The International Education Act would establish a code of conduct for institutions that educate international students, creating consistent high standards across the province. This will set requirements on recruitment methods, course quality and student supports, and will aim to prevent misleading or deceptive conduct in relation to international students.

It will also mean that an education provider must be approved to enrol international students. Lists of non-complying providers and recruiters will be made public.

Accountability has always been a top priority for the International College of Manitoba (ICM), and for this reason we welcome the International Education Act. ICM has a recognition agreement with the University of Manitoba whereby it offers the equivalent of first year university on the University of Manitoba campus to international students in a supportive environment. Upon successful completion, students enter second year in regular classes at the University of Manitoba. This soft landing helps students move successfully to a Canadian learning environment.

ICM has more than 850 students, and we’ve educated students from more than 72 countries. A further 825 students have completed the ICM program, 95 per cent of whom have been admitted to the University of Manitoba. These are high-achieving individuals worthy of our support.

“Canada has long lagged behind other top international education destinations in the regulation for international students”

The new act will also be a key protector of international students’ rights. It will make all institutions, both private and public, accountable — something Navitas, ICM’s parent company, has been doing for many years.
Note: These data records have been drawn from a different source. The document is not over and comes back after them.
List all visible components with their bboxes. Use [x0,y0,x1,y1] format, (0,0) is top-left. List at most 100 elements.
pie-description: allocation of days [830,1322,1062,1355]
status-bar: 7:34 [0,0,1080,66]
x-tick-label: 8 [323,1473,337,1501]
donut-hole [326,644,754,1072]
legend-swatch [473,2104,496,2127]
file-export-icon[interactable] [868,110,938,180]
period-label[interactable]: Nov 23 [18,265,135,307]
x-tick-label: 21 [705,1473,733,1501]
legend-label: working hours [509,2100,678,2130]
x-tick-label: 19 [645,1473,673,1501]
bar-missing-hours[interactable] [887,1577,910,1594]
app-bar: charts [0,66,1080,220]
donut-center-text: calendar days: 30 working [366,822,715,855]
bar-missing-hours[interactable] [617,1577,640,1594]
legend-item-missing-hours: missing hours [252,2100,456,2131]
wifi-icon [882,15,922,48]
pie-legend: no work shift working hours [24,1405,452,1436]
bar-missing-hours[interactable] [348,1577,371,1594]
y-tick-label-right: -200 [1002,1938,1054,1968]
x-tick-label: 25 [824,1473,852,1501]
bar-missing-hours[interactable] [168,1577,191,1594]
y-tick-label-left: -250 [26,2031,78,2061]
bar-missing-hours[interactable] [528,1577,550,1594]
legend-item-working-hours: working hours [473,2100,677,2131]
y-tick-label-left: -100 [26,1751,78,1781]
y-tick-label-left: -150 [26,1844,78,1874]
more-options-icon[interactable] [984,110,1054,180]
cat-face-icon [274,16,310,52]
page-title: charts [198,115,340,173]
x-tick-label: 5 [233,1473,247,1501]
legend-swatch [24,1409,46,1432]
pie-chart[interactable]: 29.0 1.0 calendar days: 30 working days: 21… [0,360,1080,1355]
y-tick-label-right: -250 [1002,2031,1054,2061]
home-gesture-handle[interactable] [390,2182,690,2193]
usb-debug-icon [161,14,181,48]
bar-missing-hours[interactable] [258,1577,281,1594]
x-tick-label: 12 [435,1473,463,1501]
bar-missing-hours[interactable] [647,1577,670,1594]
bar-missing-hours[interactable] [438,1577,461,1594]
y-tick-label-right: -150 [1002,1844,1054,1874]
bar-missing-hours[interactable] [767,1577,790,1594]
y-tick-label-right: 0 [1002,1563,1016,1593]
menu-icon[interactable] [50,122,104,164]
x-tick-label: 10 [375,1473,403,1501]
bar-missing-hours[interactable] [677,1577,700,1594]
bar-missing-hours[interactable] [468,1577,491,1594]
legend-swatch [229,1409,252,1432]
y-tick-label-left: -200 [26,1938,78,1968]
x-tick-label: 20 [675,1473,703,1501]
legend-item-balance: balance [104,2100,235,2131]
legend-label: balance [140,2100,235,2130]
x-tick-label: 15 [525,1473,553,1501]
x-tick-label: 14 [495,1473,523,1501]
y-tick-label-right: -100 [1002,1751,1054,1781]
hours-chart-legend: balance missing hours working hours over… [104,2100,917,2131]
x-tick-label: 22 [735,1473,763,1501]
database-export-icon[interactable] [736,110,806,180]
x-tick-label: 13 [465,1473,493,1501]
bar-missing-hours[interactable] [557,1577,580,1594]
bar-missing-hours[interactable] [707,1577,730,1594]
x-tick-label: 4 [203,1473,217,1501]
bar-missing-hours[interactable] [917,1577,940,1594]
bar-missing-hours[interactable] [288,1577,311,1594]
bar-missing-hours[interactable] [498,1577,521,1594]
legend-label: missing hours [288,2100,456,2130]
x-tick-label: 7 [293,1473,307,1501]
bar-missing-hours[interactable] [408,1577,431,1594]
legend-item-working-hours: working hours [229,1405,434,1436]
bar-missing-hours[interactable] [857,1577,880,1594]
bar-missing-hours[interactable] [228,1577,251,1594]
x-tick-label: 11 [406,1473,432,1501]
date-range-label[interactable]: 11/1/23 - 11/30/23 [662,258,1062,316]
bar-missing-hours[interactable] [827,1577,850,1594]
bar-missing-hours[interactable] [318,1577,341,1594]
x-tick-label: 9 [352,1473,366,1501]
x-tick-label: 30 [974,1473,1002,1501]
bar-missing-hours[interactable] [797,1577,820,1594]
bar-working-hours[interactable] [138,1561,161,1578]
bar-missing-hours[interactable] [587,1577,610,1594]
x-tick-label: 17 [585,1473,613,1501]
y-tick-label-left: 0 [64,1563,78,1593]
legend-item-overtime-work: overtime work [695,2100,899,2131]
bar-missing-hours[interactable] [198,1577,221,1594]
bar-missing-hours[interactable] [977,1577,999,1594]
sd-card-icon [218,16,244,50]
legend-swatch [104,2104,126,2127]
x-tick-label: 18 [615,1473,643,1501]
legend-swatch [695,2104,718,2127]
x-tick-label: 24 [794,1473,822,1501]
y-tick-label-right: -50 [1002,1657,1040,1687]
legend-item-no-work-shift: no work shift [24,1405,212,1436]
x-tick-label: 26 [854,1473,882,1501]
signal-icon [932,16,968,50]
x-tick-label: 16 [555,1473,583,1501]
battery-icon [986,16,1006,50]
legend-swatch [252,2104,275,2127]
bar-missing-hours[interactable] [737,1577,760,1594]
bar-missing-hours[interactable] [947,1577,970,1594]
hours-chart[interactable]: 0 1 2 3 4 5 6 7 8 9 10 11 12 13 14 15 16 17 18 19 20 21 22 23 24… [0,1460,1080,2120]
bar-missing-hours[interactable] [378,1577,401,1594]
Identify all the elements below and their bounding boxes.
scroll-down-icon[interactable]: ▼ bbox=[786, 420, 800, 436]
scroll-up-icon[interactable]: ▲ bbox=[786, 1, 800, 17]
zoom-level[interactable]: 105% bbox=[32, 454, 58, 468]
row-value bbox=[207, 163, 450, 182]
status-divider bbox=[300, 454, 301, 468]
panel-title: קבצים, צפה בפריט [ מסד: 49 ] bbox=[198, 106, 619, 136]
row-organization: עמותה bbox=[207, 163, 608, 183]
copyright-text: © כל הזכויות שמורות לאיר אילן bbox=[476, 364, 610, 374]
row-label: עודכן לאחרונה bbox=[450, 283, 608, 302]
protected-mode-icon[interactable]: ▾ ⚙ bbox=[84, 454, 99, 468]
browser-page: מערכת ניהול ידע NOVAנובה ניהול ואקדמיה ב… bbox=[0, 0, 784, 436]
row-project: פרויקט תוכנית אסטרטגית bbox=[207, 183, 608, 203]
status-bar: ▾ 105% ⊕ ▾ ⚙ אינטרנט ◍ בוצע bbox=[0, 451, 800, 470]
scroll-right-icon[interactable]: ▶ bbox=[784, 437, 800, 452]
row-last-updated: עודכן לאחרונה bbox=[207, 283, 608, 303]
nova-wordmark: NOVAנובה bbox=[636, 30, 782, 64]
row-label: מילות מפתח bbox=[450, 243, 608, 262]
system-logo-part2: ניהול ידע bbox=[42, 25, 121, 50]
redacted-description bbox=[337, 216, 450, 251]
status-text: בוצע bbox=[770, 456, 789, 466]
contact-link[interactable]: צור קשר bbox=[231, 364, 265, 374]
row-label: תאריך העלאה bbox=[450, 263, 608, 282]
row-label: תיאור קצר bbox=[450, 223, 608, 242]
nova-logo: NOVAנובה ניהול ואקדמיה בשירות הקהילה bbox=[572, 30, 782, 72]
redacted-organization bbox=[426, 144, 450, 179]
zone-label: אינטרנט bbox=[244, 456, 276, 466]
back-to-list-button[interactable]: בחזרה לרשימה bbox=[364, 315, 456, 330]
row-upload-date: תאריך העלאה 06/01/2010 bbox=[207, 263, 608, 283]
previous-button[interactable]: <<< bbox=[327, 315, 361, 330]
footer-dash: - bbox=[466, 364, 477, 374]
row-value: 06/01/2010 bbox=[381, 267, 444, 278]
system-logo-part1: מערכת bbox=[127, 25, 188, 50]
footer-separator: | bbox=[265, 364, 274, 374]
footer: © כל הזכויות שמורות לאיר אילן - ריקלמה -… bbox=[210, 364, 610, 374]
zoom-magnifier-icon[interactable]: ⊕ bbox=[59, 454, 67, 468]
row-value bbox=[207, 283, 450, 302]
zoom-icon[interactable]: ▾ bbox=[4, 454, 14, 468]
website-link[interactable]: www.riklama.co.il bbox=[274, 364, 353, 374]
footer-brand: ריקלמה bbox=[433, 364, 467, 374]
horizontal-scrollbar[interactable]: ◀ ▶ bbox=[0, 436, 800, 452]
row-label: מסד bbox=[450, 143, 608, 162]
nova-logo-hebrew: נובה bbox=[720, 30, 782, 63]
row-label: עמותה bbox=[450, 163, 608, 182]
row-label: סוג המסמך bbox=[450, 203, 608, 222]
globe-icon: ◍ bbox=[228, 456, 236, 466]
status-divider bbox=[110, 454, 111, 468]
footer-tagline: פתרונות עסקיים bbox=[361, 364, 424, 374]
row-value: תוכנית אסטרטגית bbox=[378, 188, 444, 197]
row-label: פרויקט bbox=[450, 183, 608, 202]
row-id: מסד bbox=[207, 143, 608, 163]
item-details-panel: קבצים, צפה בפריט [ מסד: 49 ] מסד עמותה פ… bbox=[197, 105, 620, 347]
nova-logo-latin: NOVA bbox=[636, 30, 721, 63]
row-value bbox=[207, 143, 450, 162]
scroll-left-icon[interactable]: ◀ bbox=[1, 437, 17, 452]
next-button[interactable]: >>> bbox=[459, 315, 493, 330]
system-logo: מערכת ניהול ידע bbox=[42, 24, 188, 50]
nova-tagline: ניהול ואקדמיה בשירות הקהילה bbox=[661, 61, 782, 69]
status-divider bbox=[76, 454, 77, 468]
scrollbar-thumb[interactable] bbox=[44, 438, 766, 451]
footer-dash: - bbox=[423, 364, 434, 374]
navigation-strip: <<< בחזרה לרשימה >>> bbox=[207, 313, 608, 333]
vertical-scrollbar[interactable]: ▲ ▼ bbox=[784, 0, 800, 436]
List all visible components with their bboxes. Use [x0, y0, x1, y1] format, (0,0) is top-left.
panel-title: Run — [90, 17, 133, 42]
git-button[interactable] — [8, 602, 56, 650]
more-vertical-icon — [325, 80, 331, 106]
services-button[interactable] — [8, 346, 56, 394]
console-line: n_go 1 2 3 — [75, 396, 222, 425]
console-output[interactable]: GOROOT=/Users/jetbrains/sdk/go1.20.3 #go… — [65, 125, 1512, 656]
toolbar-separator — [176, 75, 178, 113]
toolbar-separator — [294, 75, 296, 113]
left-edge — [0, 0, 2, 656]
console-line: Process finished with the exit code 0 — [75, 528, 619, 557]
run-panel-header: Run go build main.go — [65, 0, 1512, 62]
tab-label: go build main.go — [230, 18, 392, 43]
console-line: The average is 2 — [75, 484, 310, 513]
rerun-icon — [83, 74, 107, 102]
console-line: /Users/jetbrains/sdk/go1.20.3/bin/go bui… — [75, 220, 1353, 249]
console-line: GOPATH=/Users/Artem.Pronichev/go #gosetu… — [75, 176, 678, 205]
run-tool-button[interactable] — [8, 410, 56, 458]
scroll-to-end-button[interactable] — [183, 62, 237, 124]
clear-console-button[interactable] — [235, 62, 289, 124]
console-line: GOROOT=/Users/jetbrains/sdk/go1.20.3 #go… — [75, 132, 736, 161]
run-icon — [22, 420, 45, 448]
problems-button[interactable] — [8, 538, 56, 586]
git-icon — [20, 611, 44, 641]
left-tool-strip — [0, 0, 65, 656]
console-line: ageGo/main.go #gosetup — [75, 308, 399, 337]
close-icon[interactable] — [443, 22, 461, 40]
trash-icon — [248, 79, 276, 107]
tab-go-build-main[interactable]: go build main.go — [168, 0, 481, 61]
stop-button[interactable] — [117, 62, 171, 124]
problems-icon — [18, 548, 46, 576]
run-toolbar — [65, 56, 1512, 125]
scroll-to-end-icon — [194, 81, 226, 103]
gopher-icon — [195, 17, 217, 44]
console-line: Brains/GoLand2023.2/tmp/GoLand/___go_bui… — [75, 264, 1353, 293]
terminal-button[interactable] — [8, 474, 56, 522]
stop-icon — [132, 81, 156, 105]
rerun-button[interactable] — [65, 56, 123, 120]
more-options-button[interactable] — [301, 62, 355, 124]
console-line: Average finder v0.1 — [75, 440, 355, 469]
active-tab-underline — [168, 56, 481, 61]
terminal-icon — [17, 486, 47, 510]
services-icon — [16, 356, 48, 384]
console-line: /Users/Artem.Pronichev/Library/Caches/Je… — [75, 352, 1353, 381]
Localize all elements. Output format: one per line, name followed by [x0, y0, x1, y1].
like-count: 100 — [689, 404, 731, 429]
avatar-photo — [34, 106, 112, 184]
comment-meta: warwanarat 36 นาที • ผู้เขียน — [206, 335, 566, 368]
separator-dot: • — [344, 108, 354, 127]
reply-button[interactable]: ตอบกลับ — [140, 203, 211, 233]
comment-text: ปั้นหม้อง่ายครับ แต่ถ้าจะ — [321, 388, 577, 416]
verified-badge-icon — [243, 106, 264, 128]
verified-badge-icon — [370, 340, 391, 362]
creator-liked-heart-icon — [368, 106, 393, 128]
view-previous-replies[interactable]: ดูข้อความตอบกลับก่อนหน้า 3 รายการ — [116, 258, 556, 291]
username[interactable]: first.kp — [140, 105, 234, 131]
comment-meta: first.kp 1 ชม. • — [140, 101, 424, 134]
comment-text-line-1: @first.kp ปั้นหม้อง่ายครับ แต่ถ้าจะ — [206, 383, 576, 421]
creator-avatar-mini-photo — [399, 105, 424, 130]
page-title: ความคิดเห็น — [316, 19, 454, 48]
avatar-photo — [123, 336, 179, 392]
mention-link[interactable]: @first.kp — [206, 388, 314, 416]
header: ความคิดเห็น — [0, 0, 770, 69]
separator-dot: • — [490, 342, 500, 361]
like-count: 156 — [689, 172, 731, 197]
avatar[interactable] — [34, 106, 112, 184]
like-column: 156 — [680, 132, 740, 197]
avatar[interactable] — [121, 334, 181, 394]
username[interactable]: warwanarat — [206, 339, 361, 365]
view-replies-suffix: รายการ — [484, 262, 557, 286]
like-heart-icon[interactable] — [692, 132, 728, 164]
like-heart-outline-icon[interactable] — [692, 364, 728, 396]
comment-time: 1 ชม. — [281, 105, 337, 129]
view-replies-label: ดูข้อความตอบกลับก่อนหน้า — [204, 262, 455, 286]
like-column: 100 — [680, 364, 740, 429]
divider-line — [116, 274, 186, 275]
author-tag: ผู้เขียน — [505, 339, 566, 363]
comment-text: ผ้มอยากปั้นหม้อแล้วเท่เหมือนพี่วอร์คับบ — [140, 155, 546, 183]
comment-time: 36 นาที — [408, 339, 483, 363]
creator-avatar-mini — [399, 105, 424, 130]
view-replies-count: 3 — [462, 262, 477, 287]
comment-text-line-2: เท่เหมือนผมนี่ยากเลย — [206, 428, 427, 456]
Canada has long lagged behind other top international education destinations in the regulation for international students. The International Education Act will start to elevate Manitoba to international standards, building the province’s reputation as a high-quality education destination.

As the flow of international students into Manitoba increases, the creation of an industry benchmark for international education, and the protection of student’s rights, will become ever more important.”